My husband and I have a credit card balance of $15,000, the balance owed on our home is $45,000 and we have a HELOC balance of $38,000. Our assets include $25,000 in a joint savings account for emergencies. We both have individual savings accounts each with over $5000. His 401k retirement is over $460K and mine due to working part-time for 14 years is over $160K. Our combined annual income is $158,000. I am 58 and my husband is 61. My husband would like to take out a loan from his 401k to pay off the credit card and do some home repairs or he thought of using some of the money in the emergency fund. I would like to pay off the home mortgage with the 401k loan since it would be paid anyway by November of 2016 and we are not getting much benefit from the mortgage interest on our income taxes. The money we pay back in the loan goes into his 401k with a very low interest rate of 3%. The monthly payment for the loan is much less than our monthly mortgage. I hope to work as long as I can part-time, he is planning to retire at 65 or 66. Please advise us on this matter and if there are any other issues we have to consider when making our decision. Thank You.
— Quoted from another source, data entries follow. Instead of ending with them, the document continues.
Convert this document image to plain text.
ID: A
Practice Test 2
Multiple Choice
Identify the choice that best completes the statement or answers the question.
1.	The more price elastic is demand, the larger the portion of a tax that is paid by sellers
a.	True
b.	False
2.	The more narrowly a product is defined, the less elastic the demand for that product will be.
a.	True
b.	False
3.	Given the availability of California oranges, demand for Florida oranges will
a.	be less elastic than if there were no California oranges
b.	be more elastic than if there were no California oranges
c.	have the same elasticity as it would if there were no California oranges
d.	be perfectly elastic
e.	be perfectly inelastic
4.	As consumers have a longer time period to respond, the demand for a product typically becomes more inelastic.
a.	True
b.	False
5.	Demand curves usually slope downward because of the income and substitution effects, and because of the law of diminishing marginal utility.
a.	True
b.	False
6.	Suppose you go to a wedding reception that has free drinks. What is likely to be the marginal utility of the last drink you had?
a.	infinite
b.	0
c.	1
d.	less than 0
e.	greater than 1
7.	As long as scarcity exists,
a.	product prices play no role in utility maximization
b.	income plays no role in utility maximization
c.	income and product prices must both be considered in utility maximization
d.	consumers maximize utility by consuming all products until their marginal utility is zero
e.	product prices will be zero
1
Terry Says: Honestly, I don’t love this plan. I almost never advise borrowing from a 40l(k). First, you are losing all the growth on the money you take out of your 40l(k). Second if you lose your job, it will be considered a withdrawal unless you can repay immediately, and so you would owe taxes (and if it is your account, you’d owe a 10% early withdrawal penalty).
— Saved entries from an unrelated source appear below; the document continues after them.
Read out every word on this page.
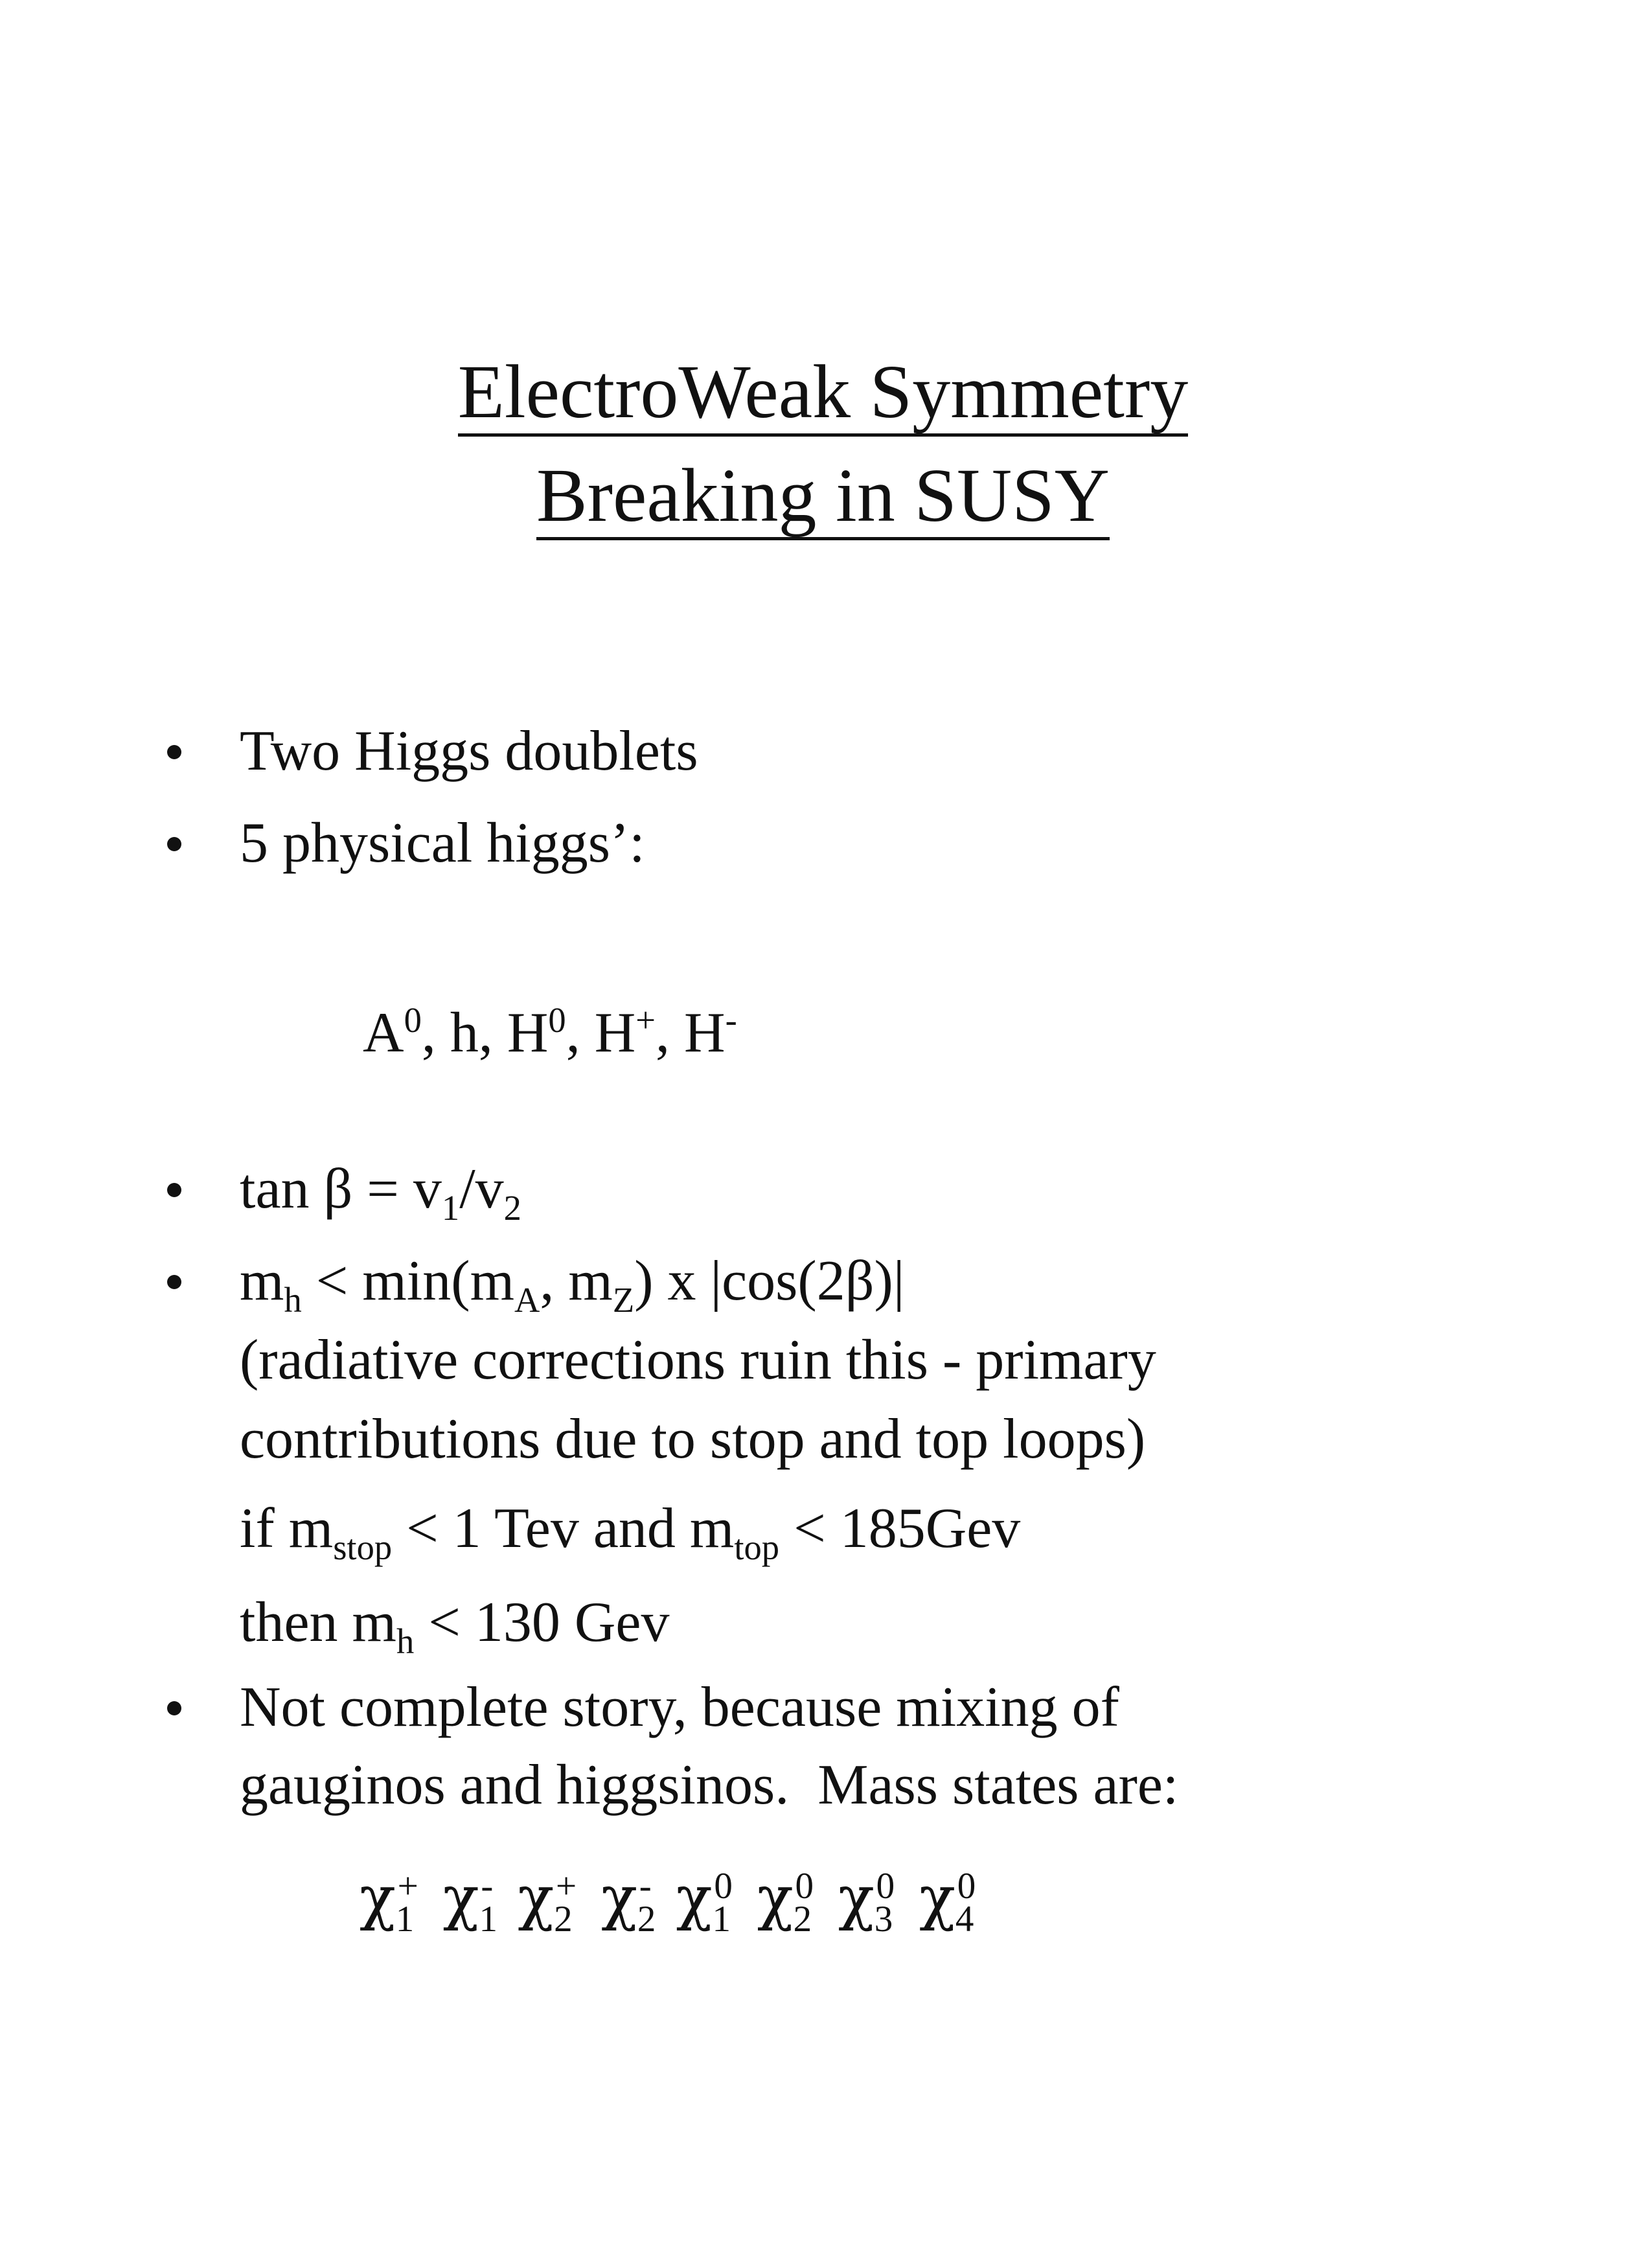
ElectroWeak Symmetry
Breaking in SUSY
Two Higgs doublets
5 physical higgs’:
$A^0$, h, $H^0$, H+, H-
$\tan \beta = v_1/v_2$
$m_h < \min(m_A$, $m_Z$) x |cos(2β)|
(radiative corrections ruin this - primary
contributions due to stop and top loops)
if $m_{stop} < 1$ Tev and $m_{top} < 185Gev$
then $m_h < 130$ Gev
Not complete story, because mixing of
gauginos and higgsinos.  Mass states are:
$\chi_1^+$ $\chi_1^-$ $\chi_2^+$ $\chi_2^-$ $\chi_1^0$ $\chi_2^0$ $\chi_3^0$ $\chi_4^0$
What I’m really seeing here is a lack of discipline — if you want the Savage Truth! Earning that much money, you should be able to double the minimum monthly payment on your credit card, and keep paying that same amount every month (double the current minimum) and your card will be paid off in less than 3 years! And while you’re at it, try doubling the payment on your HELOC. If you can’t save enough currently, you might want to dig into your emergency savings, but leave at least half for the emergency that will inevitably arise. That plan will really cut into your debt.
When you get that done, reassess where you stand with your mortgage. And don’t plan to retire and collect SS before your FULL retirement age, which will be close to 67. At that point, you will get SS and a nice withdrawal every year from your 40l(k). But if you proceed along the path you describe, I see financial disaster in your early 70s.